I have pretty basic benchmark comparing performance of mutex vs atomic:

const (
    numCalls = 1000
)

var (
    wg                  sync.WaitGroup
)

func BenchmarkCounter(b *testing.B) {
    var counterLock sync.Mutex
    var counter int
    var atomicCounter atomic.Int64

    b.Run("mutex", func(b *testing.B) {
        wg.Add(b.N)
        for i := 0; i < b.N; i++ {
            go func(wg *sync.WaitGroup) {
                for i := 0; i < numCalls; i++ {
                    counterLock.Lock()
                    counter++
                    counterLock.Unlock()
                }
                wg.Done()
            }(&wg)
        }
        wg.Wait()
    })

    b.Run("atomic", func(b *testing.B) {

        wg.Add(b.N)
        for i := 0; i < b.N; i++ {
            go func(wg *sync.WaitGroup) {
                for i := 0; i < numCalls; i++ {
                    atomicCounter.Add(1)
                }
                wg.Done()
            }(&wg)
        }
        wg.Wait()
    })
}

Typical output of go test -bench. -benchmem looks as follows:

BenchmarkCounter/mutex-8        7680        188508 ns/op         618 B/op          3 allocs/op
BenchmarkCounter/atomic-8      38649         31006 ns/op          40 B/op          2 allocs/op

Running escape analysis with go test -gcflags '-m' show that one allocation in each benchmark iteration (op) belongs with running goroutine:

./counter_test.go:57:17: func literal escapes to heap
./counter_test.go:60:7: func literal escapes to heap
./counter_test.go:72:18: func literal escapes to heap
./counter_test.go:75:7: func literal escapes to heap

(lines 57 and 72 are b.Run() calls, and lines 60 and 75 are go func() calls, so exactly 1 call within each of b.N iteration)
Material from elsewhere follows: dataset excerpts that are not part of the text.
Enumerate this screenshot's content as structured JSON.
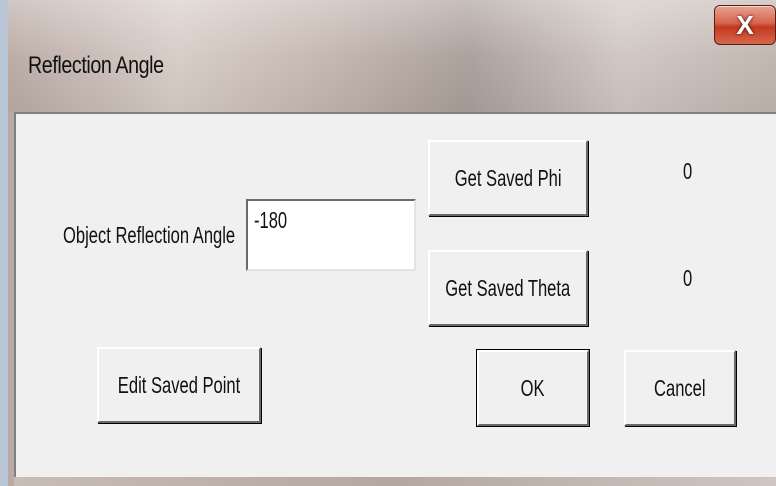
{
  "window": {
    "title": "Reflection Angle",
    "close_label": "X"
  },
  "form": {
    "angle_label": "Object Reflection Angle",
    "angle_value": "-180"
  },
  "buttons": {
    "get_saved_phi": "Get Saved Phi",
    "get_saved_theta": "Get Saved Theta",
    "edit_saved_point": "Edit Saved Point",
    "ok": "OK",
    "cancel": "Cancel"
  },
  "values": {
    "phi": "0",
    "theta": "0"
  },
  "colors": {
    "close_button": "#c2381f",
    "dialog_face": "#f0f0f0"
  }
}
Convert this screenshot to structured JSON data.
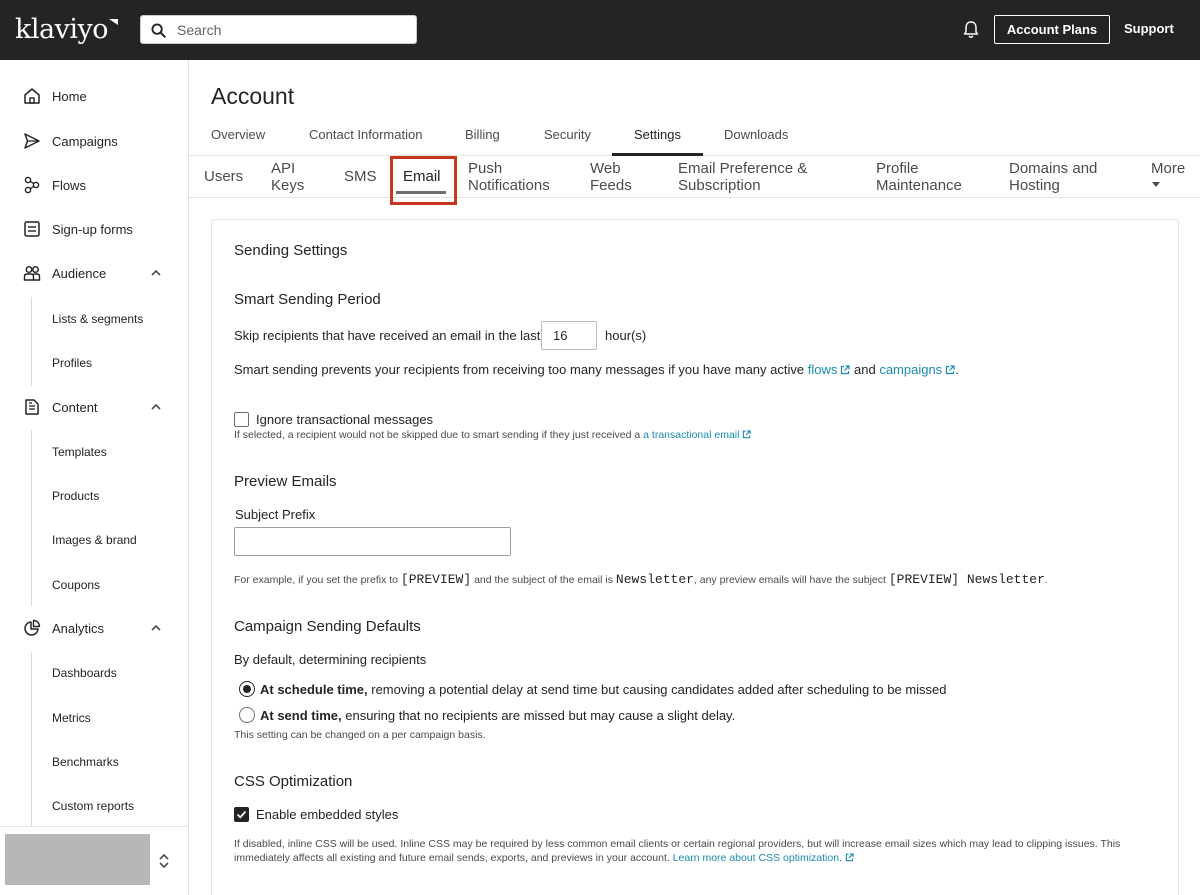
{
  "brand": {
    "logo_text": "klaviyo"
  },
  "topbar": {
    "search_placeholder": "Search",
    "account_plans_label": "Account Plans",
    "support_label": "Support"
  },
  "sidebar": {
    "items": [
      {
        "label": "Home",
        "icon": "home-icon"
      },
      {
        "label": "Campaigns",
        "icon": "send-icon"
      },
      {
        "label": "Flows",
        "icon": "flow-icon"
      },
      {
        "label": "Sign-up forms",
        "icon": "form-icon"
      },
      {
        "label": "Audience",
        "icon": "people-icon"
      },
      {
        "label": "Content",
        "icon": "content-icon"
      },
      {
        "label": "Analytics",
        "icon": "analytics-icon"
      }
    ],
    "audience_sub": [
      "Lists & segments",
      "Profiles"
    ],
    "content_sub": [
      "Templates",
      "Products",
      "Images & brand",
      "Coupons"
    ],
    "analytics_sub": [
      "Dashboards",
      "Metrics",
      "Benchmarks",
      "Custom reports"
    ]
  },
  "page": {
    "title": "Account",
    "tabs": [
      "Overview",
      "Contact Information",
      "Billing",
      "Security",
      "Settings",
      "Downloads"
    ],
    "active_tab": "Settings",
    "subtabs": [
      [
        "Users"
      ],
      [
        "API",
        "Keys"
      ],
      [
        "SMS"
      ],
      [
        "Email"
      ],
      [
        "Push",
        "Notifications"
      ],
      [
        "Web",
        "Feeds"
      ],
      [
        "Email Preference &",
        "Subscription"
      ],
      [
        "Profile",
        "Maintenance"
      ],
      [
        "Domains and",
        "Hosting"
      ],
      [
        "More"
      ]
    ],
    "active_subtab": "Email"
  },
  "settings": {
    "title": "Sending Settings",
    "smart_sending": {
      "heading": "Smart Sending Period",
      "skip_label": "Skip recipients that have received an email in the last",
      "hours_value": "16",
      "hours_unit": "hour(s)",
      "desc_before": "Smart sending prevents your recipients from receiving too many messages if you have many active",
      "link_flows": "flows",
      "desc_and": "and",
      "link_campaigns": "campaigns",
      "desc_end": ".",
      "ignore_label": "Ignore transactional messages",
      "ignore_checked": false,
      "ignore_help": "If selected, a recipient would not be skipped due to smart sending if they just received a",
      "ignore_link": "a transactional email"
    },
    "preview": {
      "heading": "Preview Emails",
      "prefix_label": "Subject Prefix",
      "prefix_value": "",
      "example_1": "For example, if you set the prefix to",
      "example_code_1": "[PREVIEW]",
      "example_2": "and the subject of the email is",
      "example_code_2": "Newsletter",
      "example_3": ", any preview emails will have the subject",
      "example_code_3": "[PREVIEW] Newsletter",
      "example_4": "."
    },
    "campaign_defaults": {
      "heading": "Campaign Sending Defaults",
      "sub_heading": "By default, determining recipients",
      "option1_bold": "At schedule time,",
      "option1_text": " removing a potential delay at send time but causing candidates added after scheduling to be missed",
      "option1_selected": true,
      "option2_bold": "At send time,",
      "option2_text": " ensuring that no recipients are missed but may cause a slight delay.",
      "option2_selected": false,
      "note": "This setting can be changed on a per campaign basis."
    },
    "css": {
      "heading": "CSS Optimization",
      "embedded_label": "Enable embedded styles",
      "embedded_checked": true,
      "help_line1": "If disabled, inline CSS will be used. Inline CSS may be required by less common email clients or certain regional providers, but will increase email sizes which may lead to clipping issues. This",
      "help_line2": "immediately affects all existing and future email sends, exports, and previews in your account.",
      "help_link": "Learn more about CSS optimization."
    }
  }
}
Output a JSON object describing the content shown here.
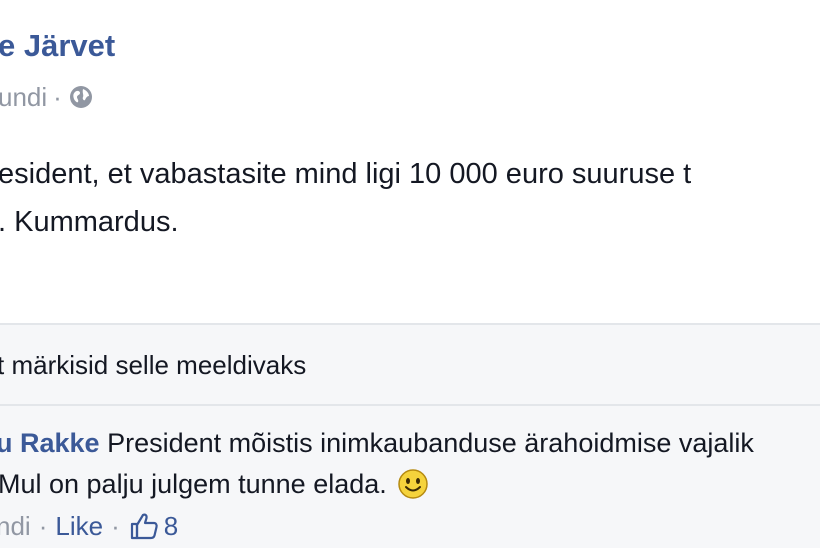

The same analysis shows that variables declared at the beginning of the benchmark function are also moved to heap:

./counter_test.go:21:6: moved to heap: counterLock
./counter_test.go:22:6: moved to heap: counter
./counter_test.go:23:6: moved to heap: atomicCounter

I'm just fine with that. What really bothers me is that I expect alloc/op measure memory allocations per iteration (b.N iterations in total). So, for example, one allocation of, say, counterLock divided by b.N iterations (7.680 in the benchmark output above) should add 1/7.680 = 0 (rounding division result to closest integer). Same should apply to counter and atomicCounter.

However, this is not the case, and I get 3 allocations instead of just 1 for "mutex" benchmark (1 goroutine + counterLock + counter) and 2 for "atomic" (1 goroutine + atomicCounter). It seems thus that benchmarking logic considers function scope variables (counterLock, counter, atomicCounter) being allocated anew during each of b.N iterations, not just once at the beginning of BenchmarkCounter(). Is this logic correct? Am I missing something here?

EDIT. Investigating memprofile with pprof shows allocations for go func() only:

Solution

Starting goroutines is allocating memory for the stack, so your go func accounts for two allocs per loop, one for the function stack, one for the argument evaluation. I have to check how exactly the memory layout would be, but remember that is is “go expression”, so your function value and parameters have to be evaluated first. One allocation goes away when you use the (global) wait group with func() {...}() instead of func(wg *sync.WaitGroup) {...}(&wg).

When you have 1,000 goroutines fighting for a mutex, you'll run into lockSlow/unlockSlow, which is also not allocation free. you can easily test that with:

    b.Run("mutex", func(b *testing.B) {
        for i := 0; i < b.N; i++ {
            wg.Add(1)
            go func(wg *sync.WaitGroup) {
                for i := 0; i < numCalls; i++ {
                    counterLock.Lock()
                    counter++
                    counterLock.Unlock()
                }
                wg.Done()
            }(&wg)
            wg.Wait()
        }
    })

That would explain the three and two allocations per loop you are seeing.